Trump is an exhilarating narrative. A skilled player of his supporters' emotions. An experienced player in unsettling his opponents. A game-maker and a storehouse of surprises. A businessman leaning on the secret of "the deal" to present himself as a remedy for America, claiming he possesses the antidote to halt its decline and restore its greatness. He is not a general who led armies at a monumental turning point, nor is he an experienced expert in international affairs and power balances. He has short phrases that scratch the wounds of a part of the American public. The story can only be complete if its protagonist is enshrined as the victim, surrounded by conspiracies that multiply to prevent the “savior” from fulfilling his mission.
Weeks ago, Trump received a valuable gift. The eighties betrayed Joe Biden, who clings to extending his stay in the White House. Nothing is harsher than the holes of memory on screens. In front of viewers and critics thirsty for the blood of victims, the "Democratic" party was disoriented. Can Trump’s hurricane be countered by a man who mixes up Zelensky with Putin? Biden resists. He wants to enter history as the man who saved America from the return of a looming “danger” named Donald Trump. He aims to save the world from populist drugs, impulsive policies, and from the president who bets on tweets more than carefully studied policies and fleets. From the president who does not hesitate to break norms and the sanctity of dictionaries, nor to flip the table.

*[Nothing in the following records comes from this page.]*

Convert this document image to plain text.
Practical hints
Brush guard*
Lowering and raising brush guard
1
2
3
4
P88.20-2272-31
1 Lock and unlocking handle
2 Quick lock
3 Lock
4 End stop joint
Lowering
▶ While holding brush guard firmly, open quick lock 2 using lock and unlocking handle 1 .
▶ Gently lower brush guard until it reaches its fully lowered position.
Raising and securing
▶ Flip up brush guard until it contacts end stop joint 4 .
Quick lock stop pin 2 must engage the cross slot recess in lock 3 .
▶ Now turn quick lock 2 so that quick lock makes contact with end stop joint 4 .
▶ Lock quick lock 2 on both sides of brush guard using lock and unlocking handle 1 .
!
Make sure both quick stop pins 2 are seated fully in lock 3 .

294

Biden is ill-fated. Had memory postponed its betrayals until after the elections, the betrayals within his party and among his friends would not have surfaced. From the holes of memory, storms and advice swirled around him. How harsh it is to ask an old, stubborn horse to leave the race. As if one calamity is not enough for him to fall into an even greater and more severe one.
This is the world of images. Images are faster than missiles and more horrifying. Images attack homes and memories and settle in. How can one resist the image of Trump raising his fist, blood on his cheek?! A young man who "hates Republicans and Trump" gave him the biggest platform and golden opportunity to don the garb of the victim. Biden knows that most of those who rushed to condemn the assassination attempt wished to see the fall of the man they now denounce being erased by a bullet.
Violence is not a strange visitor in America. Assassination has been present since the beginnings. Out of forty-five presidents, four were assassinated. Four others died of natural causes while in the White House. Others faced assassination attempts, and plots against others were thwarted before reaching the stage. It is no exaggeration to say that today's world feeds the tendency toward assassination with rumors and fabricated images, and that it is awash in torrents of hatred flowing through social media platforms in the absence of laws and barriers.
Today's world swims in hatreds. Social media has provided limitless opportunities to express grievances but also gave a huge platform to winds of hatred, revenge, tribalism, and distortion of image and facts. America heads to elections, and the world goes alongside it. Neither America can resign from the world, nor can it. The fate of the empire of economy, fleets, technology, and universities means the future of the global village, drenched in fear, poverty, and injustice along with the appetites of wounded wolves. The former president has stolen the spotlight from the feats of football stars. The results of the "league" in America are the most significant and dangerous. A new chapter in an exciting narrative about a hurricane named Trump.